The fair question that logically follows is a little more pointed, “then what’s the use of a meditative state for a busy executive?”
The executive toy helps us answer this one, too. The Newton’s Cradle is plenty distracting as its steel balls clack away. But if you begin to wonder why, when you draw up one ball and release it, only one ball at the other end of the queue will spring free, you are drawn into the puzzle that kept Isaac Newton staring into space for hour after hour. Or if you play with the Rubik’s Cube, trying to line up recurring patterns of color, you might begin to wonder how this 3D mechanism can move in two planes. Both toys invite contemplation, an absorbing, distant attention. I
t’s this distant attention, a drifting, not-quite-focused state, that is often the precursor to, and sometimes the prerequisite for generating new ideas. A fish tank might lead you into mesmerization, taking your mind off-line; so might a lava lamp or a pulsing plasma globe. For problems that need solving and for tasks that ask for creativity in managing them, this poised state of mind, the fortunate result of play, can open the gate toward inspiration.
The Magic 8 Ball demonstrates this process almost to the point of parody. Ask it a question in just the right way, then turn it over and shake it, and an answer will come to you, swimming out of the inky darkness: “you may rely on it” the toy responds, or “signs point to yes.” Positive replies outweigh negatives by two to one, liberating the questioner in the direction he or she was headed anyway. “The detachment that comes from watching [executive toys],” Ms. Lasky concludes, “is fertile soil for thought.”
I keep within reach one such executive toy in my office: a fancy yo-yo with a clutch mechanism that allows it to spin and spin at the end of its string. When a knotty sentence has me tied up and thwarted, I’ll “walk the dog” or send the toy spinning “around the world.” These tricks and a few others are impossible to perform if or while I’m thinking about something or anything else.
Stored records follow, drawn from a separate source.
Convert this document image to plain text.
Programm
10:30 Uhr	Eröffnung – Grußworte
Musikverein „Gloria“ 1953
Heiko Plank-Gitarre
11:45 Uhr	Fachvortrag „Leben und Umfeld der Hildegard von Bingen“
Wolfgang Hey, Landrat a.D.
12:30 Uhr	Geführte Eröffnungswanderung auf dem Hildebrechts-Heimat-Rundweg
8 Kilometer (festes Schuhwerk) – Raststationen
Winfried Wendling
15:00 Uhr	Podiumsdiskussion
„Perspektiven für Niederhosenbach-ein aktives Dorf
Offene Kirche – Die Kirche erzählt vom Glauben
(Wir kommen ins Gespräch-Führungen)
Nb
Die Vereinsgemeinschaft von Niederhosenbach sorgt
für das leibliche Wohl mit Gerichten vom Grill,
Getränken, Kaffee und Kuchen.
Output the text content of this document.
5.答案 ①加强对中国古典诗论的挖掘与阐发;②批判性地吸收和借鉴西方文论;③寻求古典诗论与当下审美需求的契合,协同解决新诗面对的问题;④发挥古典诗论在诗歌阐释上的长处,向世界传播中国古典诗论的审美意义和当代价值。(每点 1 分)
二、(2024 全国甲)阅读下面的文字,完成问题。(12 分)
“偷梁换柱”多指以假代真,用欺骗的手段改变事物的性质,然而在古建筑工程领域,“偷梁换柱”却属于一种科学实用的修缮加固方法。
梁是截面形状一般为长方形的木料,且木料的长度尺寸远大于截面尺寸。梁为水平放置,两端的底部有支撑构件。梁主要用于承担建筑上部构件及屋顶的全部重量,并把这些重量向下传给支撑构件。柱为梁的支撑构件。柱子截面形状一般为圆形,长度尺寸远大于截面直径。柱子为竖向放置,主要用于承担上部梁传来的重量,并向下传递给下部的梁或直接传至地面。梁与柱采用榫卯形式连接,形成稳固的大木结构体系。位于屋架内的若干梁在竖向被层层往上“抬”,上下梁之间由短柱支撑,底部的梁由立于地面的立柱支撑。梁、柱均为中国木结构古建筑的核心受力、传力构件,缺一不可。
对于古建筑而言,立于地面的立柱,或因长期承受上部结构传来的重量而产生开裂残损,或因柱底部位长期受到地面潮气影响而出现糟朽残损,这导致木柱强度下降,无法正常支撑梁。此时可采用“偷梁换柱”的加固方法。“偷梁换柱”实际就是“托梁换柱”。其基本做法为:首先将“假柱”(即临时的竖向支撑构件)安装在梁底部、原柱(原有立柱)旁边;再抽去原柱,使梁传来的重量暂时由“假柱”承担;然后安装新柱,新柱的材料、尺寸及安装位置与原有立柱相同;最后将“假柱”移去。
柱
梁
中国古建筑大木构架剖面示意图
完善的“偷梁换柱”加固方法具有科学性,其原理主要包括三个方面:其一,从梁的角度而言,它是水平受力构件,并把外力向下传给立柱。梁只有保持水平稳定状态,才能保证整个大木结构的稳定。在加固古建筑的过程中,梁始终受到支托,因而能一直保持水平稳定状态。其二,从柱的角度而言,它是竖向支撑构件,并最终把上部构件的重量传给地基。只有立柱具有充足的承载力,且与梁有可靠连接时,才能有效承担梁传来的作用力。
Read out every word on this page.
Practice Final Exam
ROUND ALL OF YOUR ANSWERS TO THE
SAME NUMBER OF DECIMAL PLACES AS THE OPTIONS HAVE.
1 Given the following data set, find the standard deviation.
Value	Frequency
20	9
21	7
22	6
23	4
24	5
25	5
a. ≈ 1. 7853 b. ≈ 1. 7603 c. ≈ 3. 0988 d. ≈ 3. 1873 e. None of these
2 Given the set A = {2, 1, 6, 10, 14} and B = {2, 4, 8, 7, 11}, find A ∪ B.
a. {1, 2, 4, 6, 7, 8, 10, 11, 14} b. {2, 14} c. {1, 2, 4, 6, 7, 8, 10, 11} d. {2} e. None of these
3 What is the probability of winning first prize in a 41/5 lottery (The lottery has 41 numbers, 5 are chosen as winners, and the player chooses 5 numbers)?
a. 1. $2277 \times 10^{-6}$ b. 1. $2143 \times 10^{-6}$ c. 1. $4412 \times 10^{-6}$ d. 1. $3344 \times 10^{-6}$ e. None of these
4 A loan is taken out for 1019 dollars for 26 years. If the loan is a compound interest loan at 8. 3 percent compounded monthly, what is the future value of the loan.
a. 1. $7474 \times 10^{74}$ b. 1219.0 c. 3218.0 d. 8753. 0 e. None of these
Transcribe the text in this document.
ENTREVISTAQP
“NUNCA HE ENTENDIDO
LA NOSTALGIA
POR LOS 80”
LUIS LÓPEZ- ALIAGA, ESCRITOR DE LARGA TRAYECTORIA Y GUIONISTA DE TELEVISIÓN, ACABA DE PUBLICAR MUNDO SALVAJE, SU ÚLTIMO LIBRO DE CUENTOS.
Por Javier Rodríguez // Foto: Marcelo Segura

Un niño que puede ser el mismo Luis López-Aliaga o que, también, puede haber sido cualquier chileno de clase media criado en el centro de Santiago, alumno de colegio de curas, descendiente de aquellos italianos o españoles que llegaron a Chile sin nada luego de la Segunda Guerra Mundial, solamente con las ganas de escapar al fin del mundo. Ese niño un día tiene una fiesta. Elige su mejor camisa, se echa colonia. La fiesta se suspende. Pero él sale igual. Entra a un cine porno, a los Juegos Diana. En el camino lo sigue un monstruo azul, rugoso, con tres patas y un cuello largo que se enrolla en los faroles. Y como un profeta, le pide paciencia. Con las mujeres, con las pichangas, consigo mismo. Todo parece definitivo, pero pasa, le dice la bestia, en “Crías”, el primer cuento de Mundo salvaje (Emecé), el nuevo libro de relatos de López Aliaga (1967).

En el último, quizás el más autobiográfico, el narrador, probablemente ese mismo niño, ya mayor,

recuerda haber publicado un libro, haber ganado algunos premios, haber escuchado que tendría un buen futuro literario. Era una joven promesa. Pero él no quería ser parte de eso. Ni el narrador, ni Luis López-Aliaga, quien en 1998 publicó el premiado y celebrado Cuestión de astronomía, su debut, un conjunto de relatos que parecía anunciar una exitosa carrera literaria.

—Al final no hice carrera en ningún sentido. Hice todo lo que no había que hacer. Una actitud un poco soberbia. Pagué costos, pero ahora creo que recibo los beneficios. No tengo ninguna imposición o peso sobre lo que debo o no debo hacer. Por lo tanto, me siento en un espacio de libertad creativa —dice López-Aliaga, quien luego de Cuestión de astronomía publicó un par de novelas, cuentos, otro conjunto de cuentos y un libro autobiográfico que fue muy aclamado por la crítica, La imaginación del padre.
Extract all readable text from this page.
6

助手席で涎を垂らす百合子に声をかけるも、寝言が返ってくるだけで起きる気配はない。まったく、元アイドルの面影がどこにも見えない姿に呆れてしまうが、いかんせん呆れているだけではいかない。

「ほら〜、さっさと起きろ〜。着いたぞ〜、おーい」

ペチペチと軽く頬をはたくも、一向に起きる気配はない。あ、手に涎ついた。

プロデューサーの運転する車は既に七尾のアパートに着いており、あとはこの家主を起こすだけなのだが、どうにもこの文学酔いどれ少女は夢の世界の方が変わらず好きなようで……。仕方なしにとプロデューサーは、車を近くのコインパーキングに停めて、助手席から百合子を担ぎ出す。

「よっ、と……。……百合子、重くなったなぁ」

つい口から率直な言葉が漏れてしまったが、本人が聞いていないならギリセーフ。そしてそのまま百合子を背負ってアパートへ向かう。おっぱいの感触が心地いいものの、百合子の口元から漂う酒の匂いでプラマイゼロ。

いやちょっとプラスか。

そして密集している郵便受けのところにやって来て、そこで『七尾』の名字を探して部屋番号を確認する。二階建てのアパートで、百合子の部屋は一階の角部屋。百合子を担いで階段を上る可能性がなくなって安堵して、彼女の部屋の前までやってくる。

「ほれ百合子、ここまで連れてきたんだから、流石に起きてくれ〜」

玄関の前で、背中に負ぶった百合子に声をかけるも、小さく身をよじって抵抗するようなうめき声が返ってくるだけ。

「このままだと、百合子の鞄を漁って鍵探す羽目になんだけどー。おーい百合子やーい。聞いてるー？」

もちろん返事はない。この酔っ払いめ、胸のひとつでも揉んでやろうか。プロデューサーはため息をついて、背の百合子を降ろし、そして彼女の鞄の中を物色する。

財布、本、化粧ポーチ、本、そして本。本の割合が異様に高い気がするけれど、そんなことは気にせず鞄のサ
A few throws usually will free me from entanglement.
In his memoir, the novelist Frank Conroy wrote of his own quest to master the yo-yo. “As I watched the trick unfold,” he wrote, “it was as if a ghost or a spirit was controlling the yo-yo’s movements, and that to be really good, one had simply to give up one’s desire to dominate the yo-yo and instead let the ghost take over.” To yo-yo, you need to let go.